BEIRUT — At the doors of the Syrian capital, children with wrinkled faces and arms like sticks are going hungry because President Bashar Assad’s forces, supported by Russia and Iran, are blocking trucks filled with humanitarian relief.

As the government and its opponents wrap up another fruitless round of talks in Geneva, humanitarian officials warn that conditions outside Damascus have reached crisis levels, with the government maintaining a siege on the Eastern Ghouta suburbs that has trapped close to 400,000 people without enough food, fuel or medicine for the winter.

They say patients with empty stomachs and kidney failure are dying in their beds while waiting for evacuation to hospitals just minutes away.

The fighting in Syria’s nearly seven-year war has tapered off in many areas since local cease-fires took hold, but the suffering in Eastern Ghouta — Damascus’ once fertile hinterland, now cut off from the world — has only gotten worse.

According to the U.N., roughly one in eight children are malnourished in Eastern Ghouta — a shocking jump from one in 50 in May.

A top U.N. humanitarian official for Syria, Jan Egeland, said last week the government is refusing to allow convoys in. It has also refused to approve a list of nearly 500 people urgently needing medical evacuation.

“We have people here who are only eating a meal every two or three days,” Ismael Yasin, a member of Eastern Ghouta’s local council, told The Associated Press via Skype. “People’s faces are turning yellow from hunger.”

The siege cast a cloud over the eighth round of U.N.-sponsored talks in Geneva, which concluded Thursday without any results. The head of the opposition’s delegation, Nasr Hariri, said the impasse on Eastern Ghouta reflected the international community’s “shame, impotence, and dereliction.”

“It’s shameful that we have to go into negotiations so that they (the government) give us some loaves of bread,” said Hariri.

The U.N. envoy to Syria, Staffan de Mistura, called the Eastern Ghouta blockade and others like it a “medieval” approach to war. Amnesty International said last month that the government’s use of sieges against civilians — a tactic it called “surrender or starve” — was a crime against humanity.

But the tactic has proven brutally effective for the government, which in the last two years has managed to recapture a constellation of towns around Damascus using the same playbook. In Zabadani and Daraya, the government executed its strategy so completely that it managed to completely depopulate the two towns, which had a combined population of about 100,000 people before the war.

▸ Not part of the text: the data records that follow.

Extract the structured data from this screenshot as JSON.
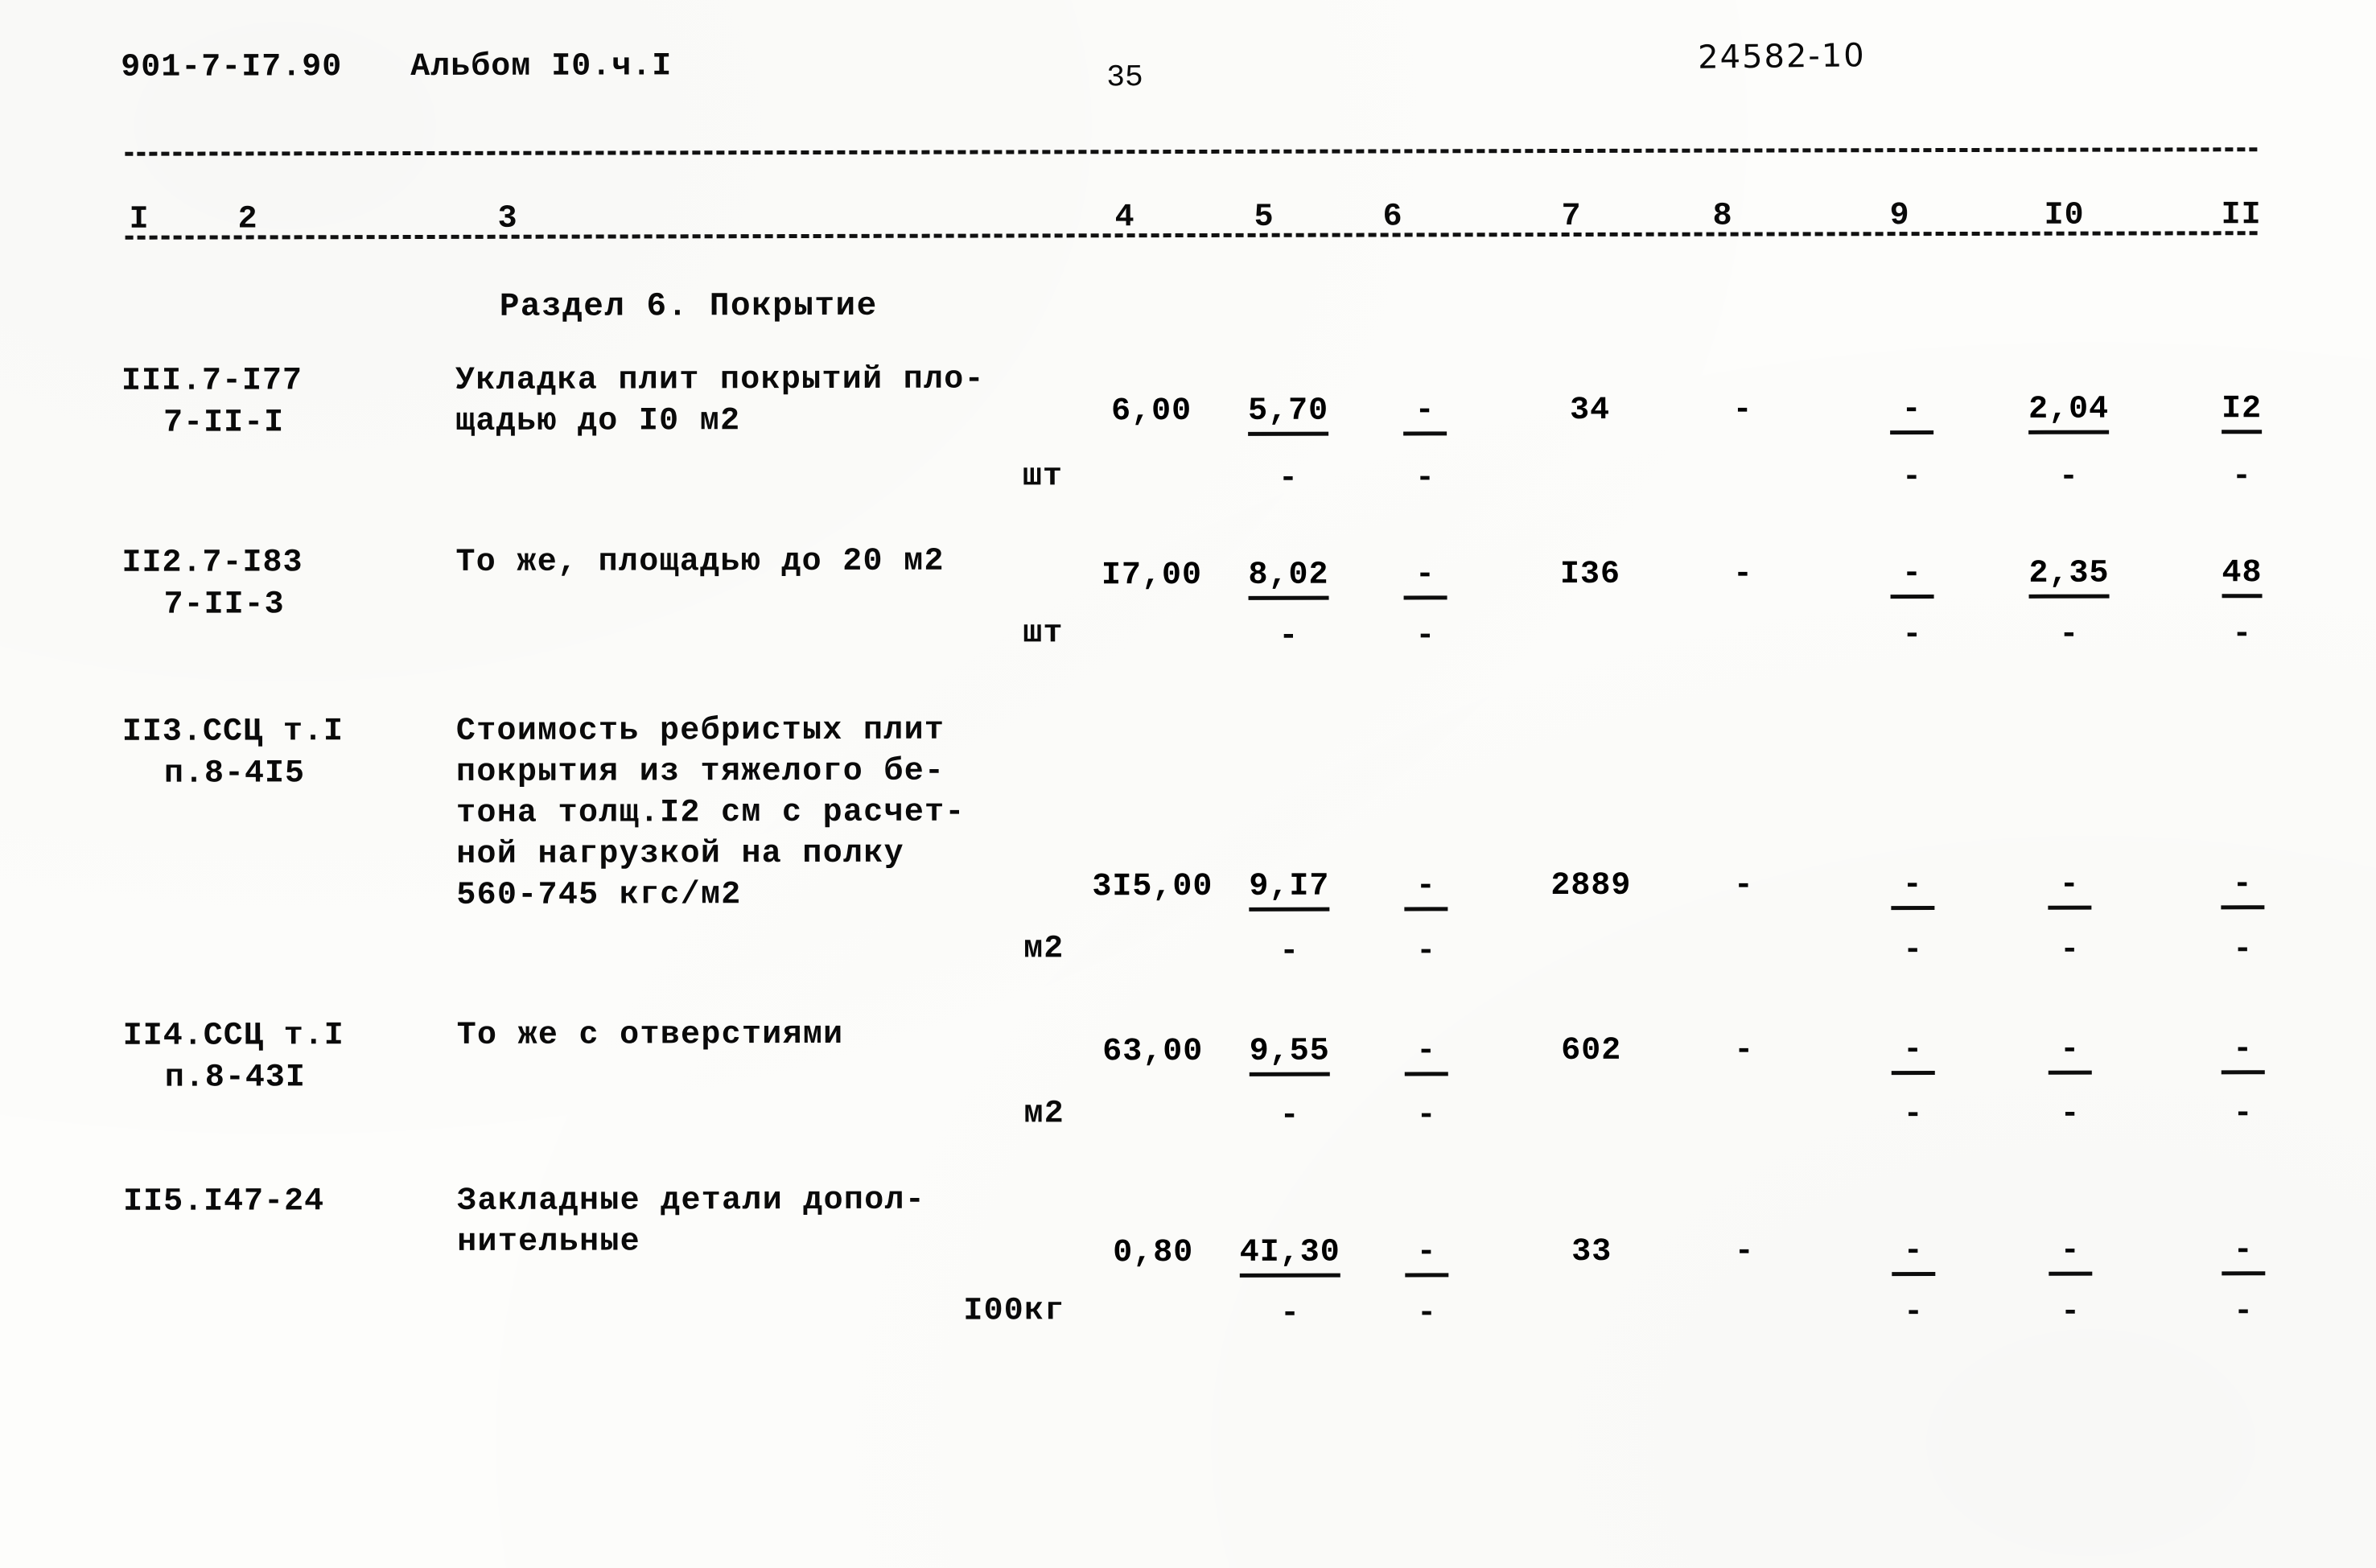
{
  "header": {
    "doc_code": "901-7-I7.90",
    "album_label": "Альбом I0.ч.I",
    "page_number": "35",
    "archive_code": "24582-10"
  },
  "table": {
    "column_numbers": [
      "I",
      "2",
      "3",
      "4",
      "5",
      "6",
      "7",
      "8",
      "9",
      "I0",
      "II"
    ],
    "section_title": "Раздел 6. Покрытие",
    "rows": [
      {
        "code_line1": "III.7-I77",
        "code_line2": "7-II-I",
        "desc_lines": [
          "Укладка плит покрытий пло-",
          "щадью до I0 м2"
        ],
        "unit": "шт",
        "c4": "6,00",
        "c5": "5,70",
        "c5_sub": "-",
        "c6": "-",
        "c6_sub": "-",
        "c7": "34",
        "c8": "-",
        "c9": "-",
        "c9_sub": "-",
        "c10": "2,04",
        "c10_sub": "-",
        "c11": "I2",
        "c11_sub": "-"
      },
      {
        "code_line1": "II2.7-I83",
        "code_line2": "7-II-3",
        "desc_lines": [
          "То же, площадью до 20 м2"
        ],
        "unit": "шт",
        "c4": "I7,00",
        "c5": "8,02",
        "c5_sub": "-",
        "c6": "-",
        "c6_sub": "-",
        "c7": "I36",
        "c8": "-",
        "c9": "-",
        "c9_sub": "-",
        "c10": "2,35",
        "c10_sub": "-",
        "c11": "48",
        "c11_sub": "-"
      },
      {
        "code_line1": "II3.ССЦ т.I",
        "code_line2": "п.8-4I5",
        "desc_lines": [
          "Стоимость ребристых плит",
          "покрытия из тяжелого бе-",
          "тона толщ.I2 см с расчет-",
          "ной нагрузкой на полку",
          "560-745 кгс/м2"
        ],
        "unit": "м2",
        "c4": "3I5,00",
        "c5": "9,I7",
        "c5_sub": "-",
        "c6": "-",
        "c6_sub": "-",
        "c7": "2889",
        "c8": "-",
        "c9": "-",
        "c9_sub": "-",
        "c10": "-",
        "c10_sub": "-",
        "c11": "-",
        "c11_sub": "-"
      },
      {
        "code_line1": "II4.ССЦ т.I",
        "code_line2": "п.8-43I",
        "desc_lines": [
          "То же с отверстиями"
        ],
        "unit": "м2",
        "c4": "63,00",
        "c5": "9,55",
        "c5_sub": "-",
        "c6": "-",
        "c6_sub": "-",
        "c7": "602",
        "c8": "-",
        "c9": "-",
        "c9_sub": "-",
        "c10": "-",
        "c10_sub": "-",
        "c11": "-",
        "c11_sub": "-"
      },
      {
        "code_line1": "II5.I47-24",
        "code_line2": "",
        "desc_lines": [
          "Закладные детали допол-",
          "нительные"
        ],
        "unit": "I00кг",
        "c4": "0,80",
        "c5": "4I,30",
        "c5_sub": "-",
        "c6": "-",
        "c6_sub": "-",
        "c7": "33",
        "c8": "-",
        "c9": "-",
        "c9_sub": "-",
        "c10": "-",
        "c10_sub": "-",
        "c11": "-",
        "c11_sub": "-"
      }
    ]
  }
}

The government has followed the same strategy to restore its authority over the cities of Aleppo and Homs. The government denies besieging opposition areas, saying the militants, whom it refers to as “terrorists,” withhold aid.

At least three rebel factions still claim a presence in Eastern Ghouta, and send shells whistling into the capital on a daily basis.

Shortages have gotten so dire that residents are eating out of the trash and parents are skipping meals so their children can eat, Jakob Kern, the World Food Program’s top official in Syria, told The Associated Press.